Rose Island (Italy 2020, Netflix)  B+

Inspired by a true story, director Sydney Sibilia recounts how an idealistic engineer Giorgio Rosa, exasperated by Italian bureaucratic harassment, constructs a self-governing “island—

actually a floating platform—off the coast of Rimini, just far enough offshore to be outside Italian territorial waters.  He gathers a supporting cast, and also hosts a summer party crowd. There is even a quixotic 1968 attempt to get recognition of sovereignty by the Council of Europe in Strasbourg. (I traveled to Strasbourg and attended Council meetings many times when I was advisor to the Canada-Europe Parliamentary Association and Canada had official observer status.) It’s a rather absurdist episode that didn’t survive the Italian navy but entertaining while it lasts.

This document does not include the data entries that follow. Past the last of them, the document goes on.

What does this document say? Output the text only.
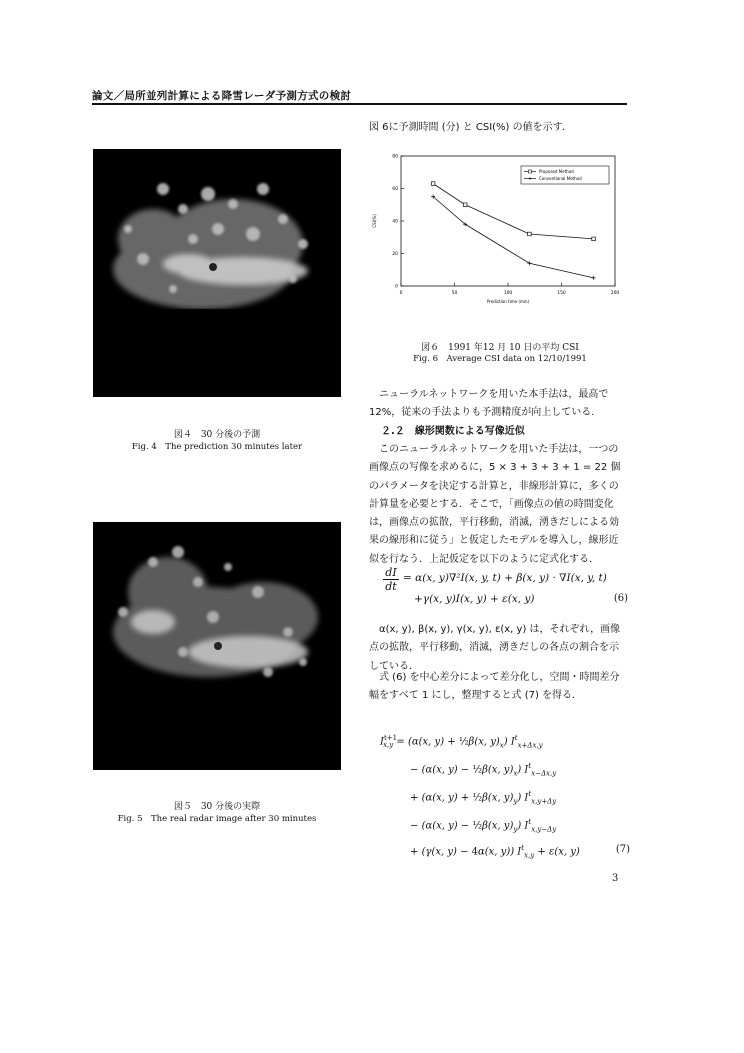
論文／局所並列計算による降雪レーダ予測方式の検討
図４　30 分後の予測
Fig. 4　The prediction 30 minutes later
図５　30 分後の実際
Fig. 5　The real radar image after 30 minutes
図 6に予測時間 (分) と CSI(%) の値を示す．
0	50	100	150	200
0
20
40
60
80
Prediction time (min)
CSI(%)
Proposed Method
Conventional Method
図６　1991 年12 月 10 日の平均 CSI
Fig. 6　Average CSI data on 12/10/1991
ニューラルネットワークを用いた本手法は，最高で
12%，従来の手法よりも予測精度が向上している．
２.２ 線形関数による写像近似
このニューラルネットワークを用いた手法は，一つの
画像点の写像を求めるに，5 × 3 + 3 + 3 + 1 = 22 個
のパラメータを決定する計算と，非線形計算に，多くの
計算量を必要とする．そこで，「画像点の値の時間変化
は，画像点の拡散，平行移動，消滅，湧きだしによる効
果の線形和に従う」と仮定したモデルを導入し，線形近
似を行なう．上記仮定を以下のように定式化する．
dI
dt
= α(x, y)∇²I(x, y, t) + β(x, y) · ∇I(x, y, t)
+γ(x, y)I(x, y) + ε(x, y)	(6)
α(x, y), β(x, y), γ(x, y), ε(x, y) は，それぞれ，画像
点の拡散，平行移動，消滅，湧きだしの各点の割合を示
している．
式 (6) を中心差分によって差分化し，空間・時間差分
幅をすべて 1 にし，整理すると式 (7) を得る．
$I^{t+1}_{x,y} = (\alpha(x$, y) + ½β(x, $y)_x$) $I^t_{x+\Delta x,y}$
− (α(x, y) − ½β(x, $y)_x$) $I^t_{x-\Delta x,y}$
+ (α(x, y) + ½β(x, $y)_y$) $I^t_{x,y+\Delta y}$
− (α(x, y) − ½β(x, $y)_y$) $I^t_{x,y-\Delta y}$
+ (γ(x, y) − 4α(x, y)) $I^t_{x,y} + \varepsilon(x$, y)	(7)
3
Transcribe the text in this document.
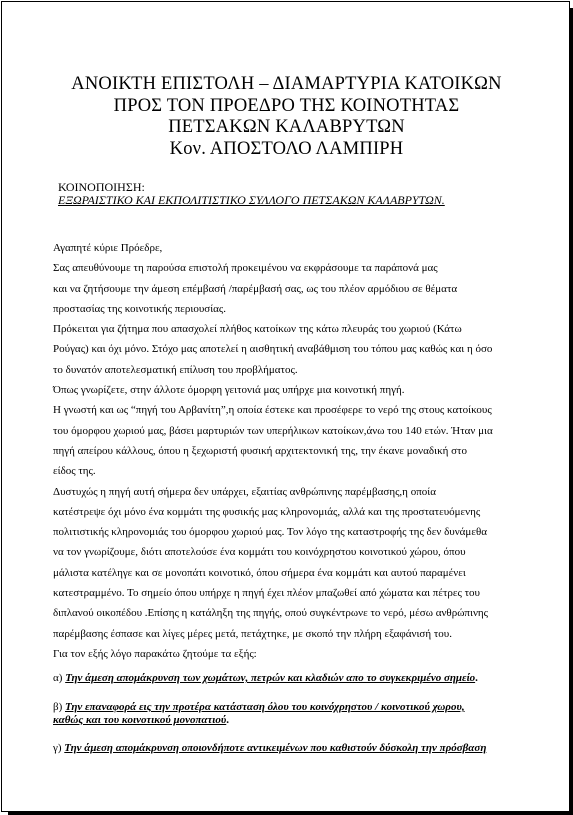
ΑΝΟΙΚΤΗ ΕΠΙΣΤΟΛΗ – ΔΙΑΜΑΡΤΥΡΙΑ ΚΑΤΟΙΚΩΝ
ΠΡΟΣ ΤΟΝ ΠΡΟΕΔΡΟ ΤΗΣ ΚΟΙΝΟΤΗΤΑΣ
ΠΕΤΣΑΚΩΝ ΚΑΛΑΒΡΥΤΩΝ
Κον. ΑΠΟΣΤΟΛΟ ΛΑΜΠΙΡΗ
ΚΟΙΝΟΠΟΙΗΣΗ:
ΕΞΩΡΑΙΣΤΙΚΟ ΚΑΙ ΕΚΠΟΛΙΤΙΣΤΙΚΟ ΣΥΛΛΟΓΟ ΠΕΤΣΑΚΩΝ ΚΑΛΑΒΡΥΤΩΝ.
Αγαπητέ κύριε Πρόεδρε,
Σας απευθύνουμε τη παρούσα επιστολή προκειμένου να εκφράσουμε τα παράπονά μας
και να ζητήσουμε την άμεση επέμβασή /παρέμβασή σας, ως του πλέον αρμόδιου σε θέματα
προστασίας της κοινοτικής περιουσίας.
Πρόκειται για ζήτημα που απασχολεί πλήθος κατοίκων της κάτω πλευράς του χωριού (Κάτω
Ρούγας) και όχι μόνο. Στόχο μας αποτελεί η αισθητική αναβάθμιση του τόπου μας καθώς και η όσο
το δυνατόν αποτελεσματική επίλυση του προβλήματος.
Όπως γνωρίζετε, στην άλλοτε όμορφη γειτονιά μας υπήρχε μια κοινοτική πηγή.
Η γνωστή και ως “πηγή του Αρβανίτη”,η οποία έστεκε και προσέφερε το νερό της στους κατοίκους
του όμορφου χωριού μας, βάσει μαρτυριών των υπερήλικων κατοίκων,άνω του 140 ετών. Ήταν μια
πηγή απείρου κάλλους, όπου η ξεχωριστή φυσική αρχιτεκτονική της, την έκανε μοναδική στο
είδος της.
Δυστυχώς η πηγή αυτή σήμερα δεν υπάρχει, εξαιτίας ανθρώπινης παρέμβασης,η οποία
κατέστρεψε όχι μόνο ένα κομμάτι της φυσικής μας κληρονομιάς, αλλά και της προστατευόμενης
πολιτιστικής κληρονομιάς του όμορφου χωριού μας. Τον λόγο της καταστροφής της δεν δυνάμεθα
να τον γνωρίζουμε, διότι αποτελούσε ένα κομμάτι του κοινόχρηστου κοινοτικού χώρου, όπου
μάλιστα κατέληγε και σε μονοπάτι κοινοτικό, όπου σήμερα ένα κομμάτι και αυτού παραμένει
κατεστραμμένο. Το σημείο όπου υπήρχε η πηγή έχει πλέον μπαζωθεί από χώματα και πέτρες του
διπλανού οικοπέδου .Επίσης η κατάληξη της πηγής, οπού συγκέντρωνε το νερό, μέσω ανθρώπινης
παρέμβασης έσπασε και λίγες μέρες μετά, πετάχτηκε, με σκοπό την πλήρη εξαφάνισή του.
Για τον εξής λόγο παρακάτω ζητούμε τα εξής:
α) Την άμεση απομάκρυνση των χωμάτων, πετρών και κλαδιών απο το συγκεκριμένο σημείο.
β) Την επαναφορά εις την προτέρα κατάσταση όλου του κοινόχρηστου / κοινοτικού χωρου,
καθώς και του κοινοτικού μονοπατιού.
γ) Την άμεση απομάκρυνση οποιονδήποτε αντικειμένων που καθιστούν δύσκολη την πρόσβαση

Mulan (U.S./Canada/Hong Kong 2020, Disney+ https://movies.disney.com/mulan-2020) B

This extravagantly produced $200 million+ epic fable about a legendary female warrior in imperial China was made in the expectation of being a theatrical tentpole blockbuster, then Covid emerged from present-day China.  The release was delayed, then the film was put on Disney’s streaming platform for a hefty additional fee, and now it’s available for no additional charge. Mulan disguises as male to enter the emperor’s army service and executes exceptional skills up against sinister black-robed invaders and their witch ally. Shot in New Zealand and China, it's somewhat of a visual feast even on the small screen, and as helmed by Kiwi Niki Caro, is supposedly the most costly movie directed by a woman.  The spectacle diverts more than the historic wonder-woman story instructs.  [Critical reaction has been very divided ranging from a “100%” to a “25%” rating on metacritic.com.]

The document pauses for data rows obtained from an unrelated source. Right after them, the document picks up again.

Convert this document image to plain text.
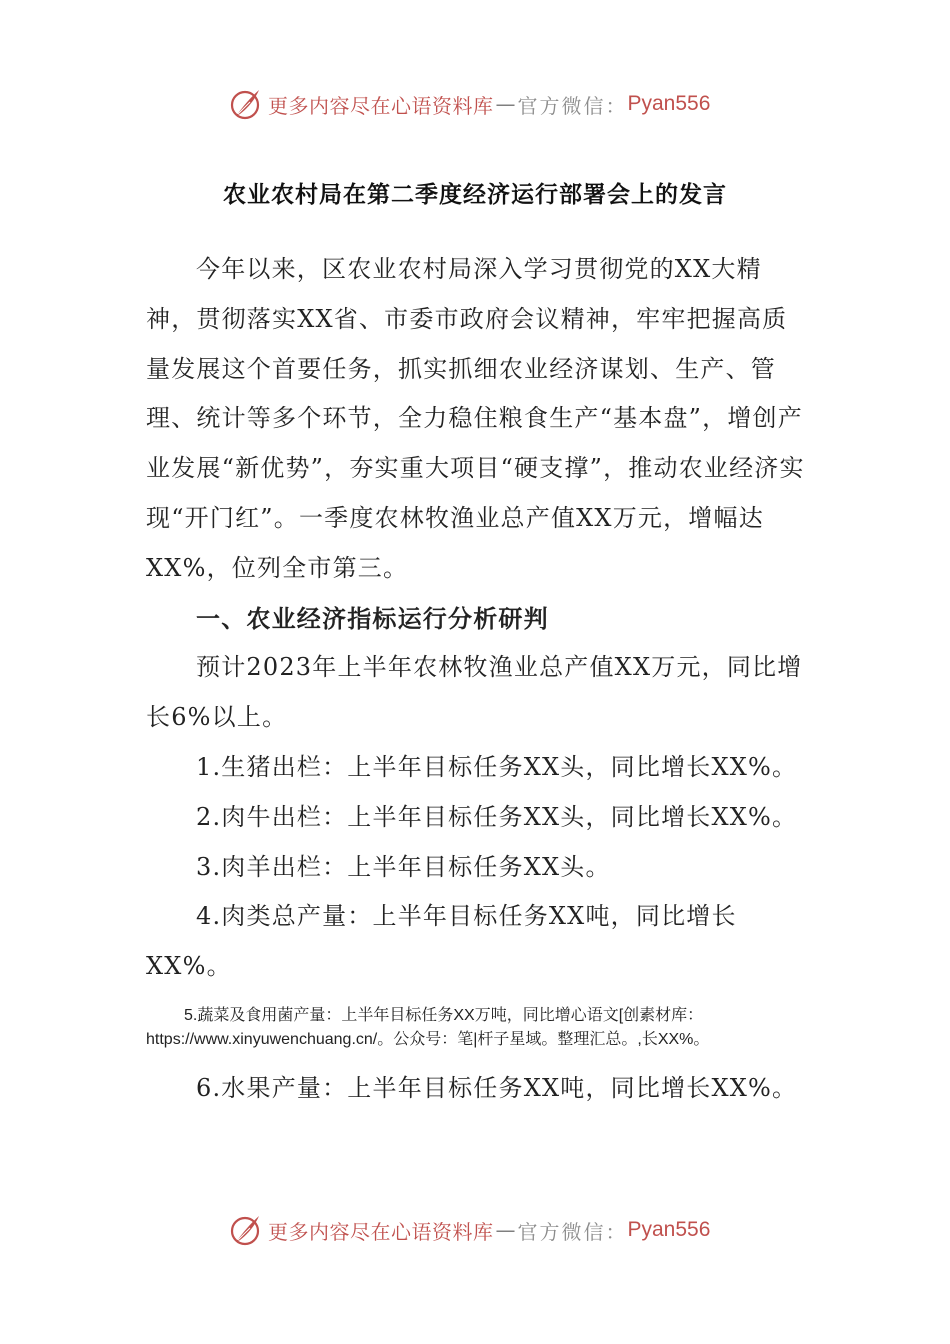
更多内容尽在心语资料库 — 官方微信： Pyan556
农业农村局在第二季度经济运行部署会上的发言

今年以来，区农业农村局深入学习贯彻党的XX大精神，贯彻落实XX省、市委市政府会议精神，牢牢把握高质量发展这个首要任务，抓实抓细农业经济谋划、生产、管理、统计等多个环节，全力稳住粮食生产“基本盘”，增创产业发展“新优势”，夯实重大项目“硬支撑”，推动农业经济实现“开门红”。一季度农林牧渔业总产值XX万元，增幅达XX%，位列全市第三。

一、农业经济指标运行分析研判

预计2023年上半年农林牧渔业总产值XX万元，同比增长6%以上。

1.生猪出栏：上半年目标任务XX头，同比增长XX%。

2.肉牛出栏：上半年目标任务XX头，同比增长XX%。

3.肉羊出栏：上半年目标任务XX头。

4.肉类总产量：上半年目标任务XX吨，同比增长XX%。

5.蔬菜及食用菌产量：上半年目标任务XX万吨，同比增心语文[创素材库：https://www.xinyuwenchuang.cn/。公众号：笔|杆子星域。整理汇总。,长XX%。

6.水果产量：上半年目标任务XX吨，同比增长XX%。

更多内容尽在心语资料库 — 官方微信： Pyan556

I’m Your Woman (U.S. 2020, Amazon Prime Video) B

The best thing about this dark ‘70s-set drama directed and co-written by Julia Hart is the performance of Rachel Brosnahan as Jean, who has to go on the lam with a crying infant she calls “Harry” who has been given to her by her husband Eddie who pops in and just as promptly disappears, never to reappear. Criminal connections, vague albeit lethal, mean that she and the baby are also at risk from pursuing thuggish elements, though Jean fortunately gets some protection from a Black gunman Cal who shows up after hubby exits the scene.  That includes bringing her and baby to his own family.  I’m not sure what the title is supposed to mean since Jean strikes me as “nobody’s baby”.  Still I sympathized with her predicament, stuck in an underworld of danger while cradling little Harry.

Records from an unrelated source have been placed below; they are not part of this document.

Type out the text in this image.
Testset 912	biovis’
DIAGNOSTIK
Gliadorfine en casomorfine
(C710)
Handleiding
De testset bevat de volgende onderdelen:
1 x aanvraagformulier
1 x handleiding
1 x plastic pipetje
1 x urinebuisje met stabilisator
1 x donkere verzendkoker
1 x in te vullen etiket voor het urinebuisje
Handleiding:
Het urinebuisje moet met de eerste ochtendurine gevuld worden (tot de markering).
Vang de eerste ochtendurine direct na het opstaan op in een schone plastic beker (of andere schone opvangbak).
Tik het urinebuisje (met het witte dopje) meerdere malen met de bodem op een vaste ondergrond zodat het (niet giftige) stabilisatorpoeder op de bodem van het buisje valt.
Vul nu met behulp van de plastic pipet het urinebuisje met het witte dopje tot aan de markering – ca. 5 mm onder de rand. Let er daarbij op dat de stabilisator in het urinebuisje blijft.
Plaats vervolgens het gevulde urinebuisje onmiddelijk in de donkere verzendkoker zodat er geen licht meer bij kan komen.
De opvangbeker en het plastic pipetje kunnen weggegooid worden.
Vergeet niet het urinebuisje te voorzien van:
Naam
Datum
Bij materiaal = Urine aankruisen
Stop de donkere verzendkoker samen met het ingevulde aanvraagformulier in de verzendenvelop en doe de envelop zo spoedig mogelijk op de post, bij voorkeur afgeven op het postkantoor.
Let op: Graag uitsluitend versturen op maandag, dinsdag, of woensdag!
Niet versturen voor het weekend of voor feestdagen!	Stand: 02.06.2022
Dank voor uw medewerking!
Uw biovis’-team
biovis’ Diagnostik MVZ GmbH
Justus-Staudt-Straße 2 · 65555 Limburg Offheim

Another Round  (Denmark/Netherlands/Sweden 2020, http://www.samuelgoldwynfilms.com/another-round/ )  B

Mads Mikkelsen play “Martin”, the main character in this typically riotous Thomas Vinterberg production.  The wacky premise, attributed to the theories of Finn Skårderud, is that humans have a blood alcohol deficit.  A history teacher in a rut, Martin is joined by three middle-aged colleagues who become drinking buddies in a boozy experiment that turns into binge drinking  (including by students celebrating the end of term).  It’s all mixed with dashes of off-kilter humour.  The antics prove diverting and ephemeral enough to not induce a hangover.

Palm Springs (U.S. 2020, Amazon Prime Video)  C

Max Barbakow directs this silly sex farce starring Andy Samberg that premiered at Sundance almost a year ago. Samberg’s attire for most of the movie is an ugly untucked Hawaiian shirt paired with mustard-coloured shorts. Say what?  Some might find it a charming romcom.  I found it vulgar and ridiculous.  Enough said.